NO: These sandwich thins are labeled “Whole Grain White” on the front, but when you read the fine-print ingredient list, you’ll find that “unbleached enriched wheat flour” is the first ingredient. Neither “unbleached” nor “enriched” indicate a whole grain. These thins are made with “whole white wheat flour,” but it isn’t the first ingredient on the list, which makes it a less reliable source for whole grains.
YES: Surprised? Multi-Grain doesn’t always impart a true whole grain, but when you read the ingredient list you’ll find whole-wheat flour as the first ingredient. While the actual amounts are unknown, you’ll also find brown rice, oats, triticale, barley and millet farther down on the list, which are all whole grains.
NO: Though nice and brown with visible flecks of wheat, the primary grain of this bread is enriched bleached flour. With only 1g of whole grain per slice, this is not the best choice when seeking whole grain bread. Look for a variety that is labeled as 100% whole wheat and fewer ingredients.
YES: With no mentioning of the word "whole" across the front, this whole-grain bread variety is packed full of whole-grain punch. Check the label and you will find organic whole-wheat flour listed first, followed by a multitude of other whole grains including barley, oats, quinoa, millet, spelt, buckwheat, amaranth, and rye. With 3 grams of hearty fiber per slice, this is an excellent whole-grain bread choice.
YES: Tabbouleh is a Middle Eastern bulgur based salad. Bulgur is made from precooked wheat berries and is 100% whole grain. Much like popcorn, oatmeal, and millet, bulgur may often not have “whole” listed on the ingredient list. Bulgur is an excellent, quicker-cooking form of whole wheat, and substitutes well for brown rice, quinoa, and couscous.
YES: No stamp, and no mentioning of the word "whole," but don’t let this 100% whole grain go unidentified. Quinoa is one of the ancient whole grains that is now being commercially used in cereal flakes, pastas, and other processed foods. It is quick-cooking and a great addition to soups, salads, and other baked goods.
NO: Barley has a particularly tough hull or bran, and is removed in the pearling process for quicker cooking.
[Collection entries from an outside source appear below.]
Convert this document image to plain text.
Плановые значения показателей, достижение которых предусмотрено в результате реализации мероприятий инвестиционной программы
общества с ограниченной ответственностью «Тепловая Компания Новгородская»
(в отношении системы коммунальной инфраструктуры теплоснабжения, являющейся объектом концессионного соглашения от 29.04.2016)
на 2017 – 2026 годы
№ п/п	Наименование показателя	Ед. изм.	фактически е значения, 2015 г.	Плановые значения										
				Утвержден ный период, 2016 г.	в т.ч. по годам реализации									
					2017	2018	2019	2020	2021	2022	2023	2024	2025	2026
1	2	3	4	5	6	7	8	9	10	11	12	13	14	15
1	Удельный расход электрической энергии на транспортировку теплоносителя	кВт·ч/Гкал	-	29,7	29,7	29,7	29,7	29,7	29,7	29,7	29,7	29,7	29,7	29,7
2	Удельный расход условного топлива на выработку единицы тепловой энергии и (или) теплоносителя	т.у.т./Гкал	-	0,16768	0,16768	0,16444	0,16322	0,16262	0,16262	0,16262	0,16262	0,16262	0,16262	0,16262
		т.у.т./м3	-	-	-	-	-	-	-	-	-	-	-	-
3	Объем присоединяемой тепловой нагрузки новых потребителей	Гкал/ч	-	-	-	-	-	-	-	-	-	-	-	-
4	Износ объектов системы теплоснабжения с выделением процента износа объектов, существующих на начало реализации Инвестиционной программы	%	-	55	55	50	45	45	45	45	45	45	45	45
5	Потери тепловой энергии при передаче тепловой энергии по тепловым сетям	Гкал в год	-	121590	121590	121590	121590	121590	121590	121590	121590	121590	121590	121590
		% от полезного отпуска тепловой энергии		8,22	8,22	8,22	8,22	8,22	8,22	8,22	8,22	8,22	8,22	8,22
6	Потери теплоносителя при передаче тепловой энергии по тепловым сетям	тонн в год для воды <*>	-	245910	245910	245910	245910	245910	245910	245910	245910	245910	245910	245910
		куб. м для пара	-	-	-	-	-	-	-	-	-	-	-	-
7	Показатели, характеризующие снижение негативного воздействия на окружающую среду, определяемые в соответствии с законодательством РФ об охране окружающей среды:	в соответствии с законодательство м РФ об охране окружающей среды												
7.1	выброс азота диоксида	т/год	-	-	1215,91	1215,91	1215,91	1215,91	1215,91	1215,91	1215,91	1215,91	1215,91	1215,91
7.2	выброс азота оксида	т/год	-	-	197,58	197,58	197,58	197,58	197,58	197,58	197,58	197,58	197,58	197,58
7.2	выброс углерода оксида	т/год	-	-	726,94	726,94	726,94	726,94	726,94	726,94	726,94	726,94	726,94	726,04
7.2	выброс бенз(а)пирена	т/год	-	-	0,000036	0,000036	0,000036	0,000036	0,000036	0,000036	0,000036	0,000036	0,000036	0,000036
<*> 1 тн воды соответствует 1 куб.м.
Though extremely healthy and full of fiber, when barley is “pearled” it can no longer claim itself as a whole grain, as most of the bran has been striped from the grain. While still an excellent grain choice, pearl barley is not a true whole grain.
NO: When wild rice stands alone, it is a member of the 100% whole grain family. But this particular blend is mixed with enriched parboiled rice, and does not have enough wild rice to represent an entire serving of whole grain. The product carries the stamp, which is a good start, but a serving of this blend also carries 730mg of sodium, which is nearly 1/3 of your 2400 mg allotment.
YES: True to it’s label, this quick-cooking rice is 100% whole grain. Unlike the previous “blend,” it has 0 mg sodium and 48 grams of whole grain per serving. Parboiled simply means the rice has been boiled in the husk, and still contains all three parts of the grain. If the bran is removed, it becomes parboiled white rice, which is no longer whole grain.
YES: These blueberry breakfast waffles are made with organic whole-wheat flour. It’s always important to read the fine print, as there is no indication of whole grain on this box of waffles until you reach the ingredient list.
NO: Not even the Nutri-Grain headline can hide the fact that these waffles are made from enriched flour. While the label claims that these Eggo’s are “made with whole grains,” they aren’t made with enough to claim a full serving of whole grains. Some whole grains are better than none, so choose this option over the standard buttermilk for 8 grams of whole grains in every 2 waffles.